No manual publicado pela Unesco, os passos para construir uma reportagem investigativa são: (I) Descobrir uma questão; (II) Criar uma hipótese para verificar; (III) Buscar dados de fontes abertas, para verificar a hipótese; (IV) Buscar fontes humanas; (V) À medida que coletar os dados, organizá-los para que seja mais fácil examiná-los, compô-los na forma de uma história, e conferir; (VI) Colocar os dados em uma ordem narrativa e compomos a história; (VII) Fazer o controle de qualidade para confirmar que a história está correta; e (VIII) Publicar, promover e defender a história.

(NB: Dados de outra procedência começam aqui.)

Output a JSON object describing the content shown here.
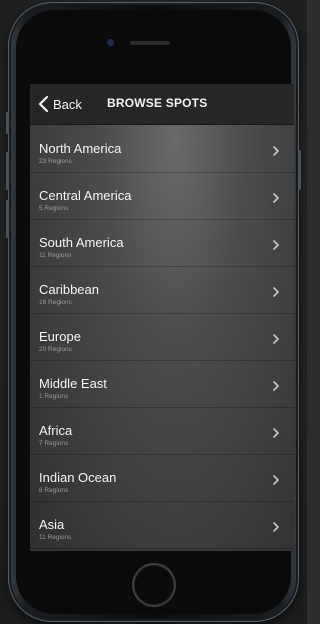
{
  "navbar": {
    "back_label": "Back",
    "title": "BROWSE SPOTS"
  },
  "regions": [
    {
      "name": "North America",
      "count": "23 Regions"
    },
    {
      "name": "Central America",
      "count": "5 Regions"
    },
    {
      "name": "South America",
      "count": "11 Regions"
    },
    {
      "name": "Caribbean",
      "count": "16 Regions"
    },
    {
      "name": "Europe",
      "count": "20 Regions"
    },
    {
      "name": "Middle East",
      "count": "1 Regions"
    },
    {
      "name": "Africa",
      "count": "7 Regions"
    },
    {
      "name": "Indian Ocean",
      "count": "6 Regions"
    },
    {
      "name": "Asia",
      "count": "11 Regions"
    }
  ],
  "icons": {
    "back": "chevron-left-icon",
    "row": "chevron-right-icon"
  },
  "colors": {
    "screen_bg": "#4c4c4c",
    "navbar_bg": "#262626",
    "text": "#f5f5f5",
    "subtext": "#9a9a9a"
  }
}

No trabalho de Williams (1982 apud VIEIRA, 2012), está escrito que muitas escolas e jornalistas conceituaram ainda nos anos 70 a prática do jornalismo investigativo em alguns passos simples: “Conception; Feasibility study; Go/no-go decision; Planning and base-building; Original research; Reevaluation; Go/no-go decision; Key interviews; Final evaluation; Final go/no-go decision; Writing and publication”. Em tradução livre, nós consideramos como: Concepção (a origem da investigação); Estudo de viabilidade (se tem critério de noticiabilidade); Decidir se continua ou não; Planejar a investigação; Pesquisar (procurar por documentos, pessoas, entre outras coisas); Reavaliar (se está indo no caminho certo); Decidir se continua ou não; Entrevistas chaves (procurar por fontes importantes); Avaliação final (verificar se as informações estão coerentes); Decidir se continua ou não; Escrever e Publicar. Vale ressaltar que este documento é de 1982, mas continua atualizado para os dias atuais. Dificilmente, todos os passos serão feitos em uma reportagem investigativa, principalmente, por estudantes ou iniciantes (MAGUIRE, 2014).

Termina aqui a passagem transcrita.